The most common reason to convert is interoperability with systems that speak XML. SOAP web services, older enterprise middleware, and many government or banking integrations expect XML request and response bodies. When a modern API hands you JSON and a legacy consumer needs XML, this converter gives you a clean, escaped payload to adapt into the target envelope. It is equally handy for populating XML configuration files or build descriptors from data you already model in JSON.

Feed- and document-shaped data maps especially well, because the repeated-element pattern mirrors formats like RSS, Atom, and sitemaps, where a channel or feed contains many same-named entries. A JSON array of records translates directly into the repeated <item>-style elements those formats expect, giving you a starting point you can drop into a template.

Once the JSON side is in good shape, open it in the full editor to go further. There you can format and validate it, explore deep structures as an interactive tree or a mind map, and ask the AI copilot to explain the schema or reshape the data before you convert. The converted XML is copy-ready on this page; the editor is where you refine the JSON that feeds it.

Frequently asked questions

Is the JSON to XML converter free and private?

Yes.

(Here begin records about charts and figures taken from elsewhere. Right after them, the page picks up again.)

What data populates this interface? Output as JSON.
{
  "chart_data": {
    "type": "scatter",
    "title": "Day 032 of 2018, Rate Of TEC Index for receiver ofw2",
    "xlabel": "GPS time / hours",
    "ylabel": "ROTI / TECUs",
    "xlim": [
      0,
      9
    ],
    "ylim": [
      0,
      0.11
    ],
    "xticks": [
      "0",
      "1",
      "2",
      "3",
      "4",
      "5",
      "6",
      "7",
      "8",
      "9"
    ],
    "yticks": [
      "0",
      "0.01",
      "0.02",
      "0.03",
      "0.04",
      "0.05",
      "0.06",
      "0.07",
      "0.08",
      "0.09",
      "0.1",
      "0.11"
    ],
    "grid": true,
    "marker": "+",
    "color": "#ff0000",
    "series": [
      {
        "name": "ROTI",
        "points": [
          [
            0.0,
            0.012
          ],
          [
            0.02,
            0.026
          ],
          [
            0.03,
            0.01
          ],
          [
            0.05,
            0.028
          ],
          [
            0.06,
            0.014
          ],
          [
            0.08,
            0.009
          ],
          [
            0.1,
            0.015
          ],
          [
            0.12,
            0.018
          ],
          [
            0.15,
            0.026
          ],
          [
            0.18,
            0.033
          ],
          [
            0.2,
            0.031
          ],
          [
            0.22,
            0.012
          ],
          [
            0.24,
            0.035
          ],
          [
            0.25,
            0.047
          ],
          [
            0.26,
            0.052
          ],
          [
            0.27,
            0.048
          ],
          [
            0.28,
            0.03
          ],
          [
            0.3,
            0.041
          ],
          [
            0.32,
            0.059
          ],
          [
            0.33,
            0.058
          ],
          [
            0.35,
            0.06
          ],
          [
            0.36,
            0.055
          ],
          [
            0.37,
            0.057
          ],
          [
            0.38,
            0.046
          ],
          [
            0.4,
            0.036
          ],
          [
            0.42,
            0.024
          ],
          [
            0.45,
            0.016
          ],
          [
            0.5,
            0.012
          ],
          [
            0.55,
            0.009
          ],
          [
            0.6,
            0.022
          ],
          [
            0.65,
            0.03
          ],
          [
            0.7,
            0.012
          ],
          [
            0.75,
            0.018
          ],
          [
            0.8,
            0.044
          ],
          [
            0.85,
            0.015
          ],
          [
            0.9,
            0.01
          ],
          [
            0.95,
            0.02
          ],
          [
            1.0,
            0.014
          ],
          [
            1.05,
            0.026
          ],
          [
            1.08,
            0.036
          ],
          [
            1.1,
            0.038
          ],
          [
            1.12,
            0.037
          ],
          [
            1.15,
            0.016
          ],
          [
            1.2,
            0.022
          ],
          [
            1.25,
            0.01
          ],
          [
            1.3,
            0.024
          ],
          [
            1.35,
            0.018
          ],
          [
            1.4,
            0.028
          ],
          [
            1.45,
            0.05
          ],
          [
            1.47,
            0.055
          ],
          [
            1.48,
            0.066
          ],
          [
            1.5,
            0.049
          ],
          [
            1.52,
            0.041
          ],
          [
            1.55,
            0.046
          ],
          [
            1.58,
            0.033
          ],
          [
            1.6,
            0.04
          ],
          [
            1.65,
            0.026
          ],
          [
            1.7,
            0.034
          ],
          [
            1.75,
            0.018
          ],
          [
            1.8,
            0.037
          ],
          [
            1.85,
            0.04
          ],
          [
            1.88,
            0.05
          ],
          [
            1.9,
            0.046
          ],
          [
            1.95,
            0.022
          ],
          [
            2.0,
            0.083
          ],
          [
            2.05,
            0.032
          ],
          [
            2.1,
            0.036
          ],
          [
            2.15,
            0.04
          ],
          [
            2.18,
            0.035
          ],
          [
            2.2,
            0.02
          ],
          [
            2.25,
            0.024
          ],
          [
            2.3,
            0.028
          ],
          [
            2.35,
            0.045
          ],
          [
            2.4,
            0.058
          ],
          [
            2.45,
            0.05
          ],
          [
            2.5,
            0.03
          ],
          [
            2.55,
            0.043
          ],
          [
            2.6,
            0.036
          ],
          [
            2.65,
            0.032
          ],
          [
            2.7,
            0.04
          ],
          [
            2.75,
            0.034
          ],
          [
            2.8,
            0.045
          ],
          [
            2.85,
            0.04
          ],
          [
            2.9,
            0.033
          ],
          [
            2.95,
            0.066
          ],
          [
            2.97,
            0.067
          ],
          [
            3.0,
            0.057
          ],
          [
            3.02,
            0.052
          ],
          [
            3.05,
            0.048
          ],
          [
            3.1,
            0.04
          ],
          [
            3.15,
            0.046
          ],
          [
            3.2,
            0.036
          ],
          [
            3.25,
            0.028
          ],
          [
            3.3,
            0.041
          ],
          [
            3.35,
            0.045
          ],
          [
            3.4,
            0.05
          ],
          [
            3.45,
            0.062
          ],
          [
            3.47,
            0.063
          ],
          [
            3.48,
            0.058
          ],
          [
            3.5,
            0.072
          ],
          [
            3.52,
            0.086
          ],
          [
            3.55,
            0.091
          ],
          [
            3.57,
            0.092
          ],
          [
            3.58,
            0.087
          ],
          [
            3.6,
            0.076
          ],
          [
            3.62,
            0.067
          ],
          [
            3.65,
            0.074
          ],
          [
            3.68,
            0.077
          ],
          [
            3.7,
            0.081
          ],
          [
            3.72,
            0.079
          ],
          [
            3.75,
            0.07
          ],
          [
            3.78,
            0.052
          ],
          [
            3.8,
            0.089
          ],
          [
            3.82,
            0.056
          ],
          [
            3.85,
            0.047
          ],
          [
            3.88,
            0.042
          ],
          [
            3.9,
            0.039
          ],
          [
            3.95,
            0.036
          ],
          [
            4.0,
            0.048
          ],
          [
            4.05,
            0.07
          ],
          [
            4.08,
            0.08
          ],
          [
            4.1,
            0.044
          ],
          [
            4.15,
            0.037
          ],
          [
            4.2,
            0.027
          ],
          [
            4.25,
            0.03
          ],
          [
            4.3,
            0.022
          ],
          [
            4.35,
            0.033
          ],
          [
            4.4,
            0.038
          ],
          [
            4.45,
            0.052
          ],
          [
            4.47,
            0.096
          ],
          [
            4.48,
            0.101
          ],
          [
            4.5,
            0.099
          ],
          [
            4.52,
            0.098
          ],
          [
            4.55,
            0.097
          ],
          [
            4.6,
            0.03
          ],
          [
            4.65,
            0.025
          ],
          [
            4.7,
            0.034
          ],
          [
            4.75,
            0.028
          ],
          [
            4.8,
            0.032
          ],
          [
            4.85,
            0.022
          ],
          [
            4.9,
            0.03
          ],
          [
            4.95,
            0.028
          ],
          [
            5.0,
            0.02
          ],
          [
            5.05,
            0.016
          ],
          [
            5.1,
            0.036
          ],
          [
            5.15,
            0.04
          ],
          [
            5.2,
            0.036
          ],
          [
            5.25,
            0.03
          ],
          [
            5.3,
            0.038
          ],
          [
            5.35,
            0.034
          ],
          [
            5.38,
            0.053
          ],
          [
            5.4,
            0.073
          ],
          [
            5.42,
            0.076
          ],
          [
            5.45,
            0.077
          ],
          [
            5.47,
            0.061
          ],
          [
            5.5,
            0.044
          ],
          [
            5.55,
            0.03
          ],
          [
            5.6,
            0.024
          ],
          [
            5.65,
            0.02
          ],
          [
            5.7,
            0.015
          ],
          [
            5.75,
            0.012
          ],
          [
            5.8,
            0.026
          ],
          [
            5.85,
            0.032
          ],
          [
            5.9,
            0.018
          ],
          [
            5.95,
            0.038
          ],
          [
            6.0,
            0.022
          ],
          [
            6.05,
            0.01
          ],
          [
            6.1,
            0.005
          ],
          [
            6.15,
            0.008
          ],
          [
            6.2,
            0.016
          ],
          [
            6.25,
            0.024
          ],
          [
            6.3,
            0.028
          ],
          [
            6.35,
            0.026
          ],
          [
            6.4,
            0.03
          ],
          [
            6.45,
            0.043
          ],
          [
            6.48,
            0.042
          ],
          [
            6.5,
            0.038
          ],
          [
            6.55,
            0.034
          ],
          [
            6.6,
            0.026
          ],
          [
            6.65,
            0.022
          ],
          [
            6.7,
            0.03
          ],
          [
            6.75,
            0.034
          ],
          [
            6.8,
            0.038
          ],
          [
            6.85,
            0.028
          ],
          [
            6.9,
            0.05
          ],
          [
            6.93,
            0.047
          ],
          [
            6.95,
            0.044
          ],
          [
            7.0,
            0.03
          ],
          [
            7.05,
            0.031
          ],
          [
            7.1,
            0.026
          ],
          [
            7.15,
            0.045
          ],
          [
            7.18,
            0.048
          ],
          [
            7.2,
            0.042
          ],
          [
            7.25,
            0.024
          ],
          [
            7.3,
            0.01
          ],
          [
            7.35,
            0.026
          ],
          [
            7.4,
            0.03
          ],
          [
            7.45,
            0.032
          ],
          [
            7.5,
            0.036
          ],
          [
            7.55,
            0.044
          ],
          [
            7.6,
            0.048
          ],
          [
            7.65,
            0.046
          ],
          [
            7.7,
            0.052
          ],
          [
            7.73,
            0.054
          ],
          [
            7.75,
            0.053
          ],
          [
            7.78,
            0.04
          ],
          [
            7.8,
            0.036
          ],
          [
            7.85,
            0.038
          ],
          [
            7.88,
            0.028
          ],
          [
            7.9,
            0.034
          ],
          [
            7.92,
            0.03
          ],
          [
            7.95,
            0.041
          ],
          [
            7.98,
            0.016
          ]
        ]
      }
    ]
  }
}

It runs entirely in your browser with no account, and your JSON is never uploaded to a server.

How does it map JSON to XML?

Each key becomes an element and nested objects become nested elements. Array items repeat their parent tag, scalar values become escaped text, and the whole document is wrapped in a single <root> element.

Why does it not use XML attributes?

Every value is written as an element, never an attribute. JSON gives no signal about which fields ought to be attributes, so any attribute placement would be a guess. Keeping everything as elements makes the mapping unambiguous and easy to parse programmatically.

How are JSON arrays converted?

An array turns into repeated sibling elements that share the tag name of their parent key — for example ["a","b"] under a "tags" key becomes two <tags> elements. A top-level array wraps each item in an <item> element.

What happens to numbers, booleans, and null?

Numbers and booleans are written verbatim as text, such as 184.5 or true. null values and empty objects or arrays become self-closing tags like <tag/>. Because XML has no types, the consumer re-interprets these on parse.

What if my keys are not valid XML element names?

They are sanitized. Characters outside letters, digits, underscore, hyphen, and period are replaced with _, and a name that starts with a digit gets a leading underscore — so "2ndItem" becomes "_2ndItem" and "user name" becomes "user_name".

How is XML different from JSON?

JSON has typed scalars, objects, and arrays; XML is a text document of tagged nodes that also supports attributes, namespaces, and mixed content. Types collapse to plain text during conversion. To go the other way, use the XML to JSON tool.

Where does the converted XML go?

Copy the XML straight from the page, or open your JSON in the full editor to format, validate, visualize it as a tree or mind map, and use the AI copilot.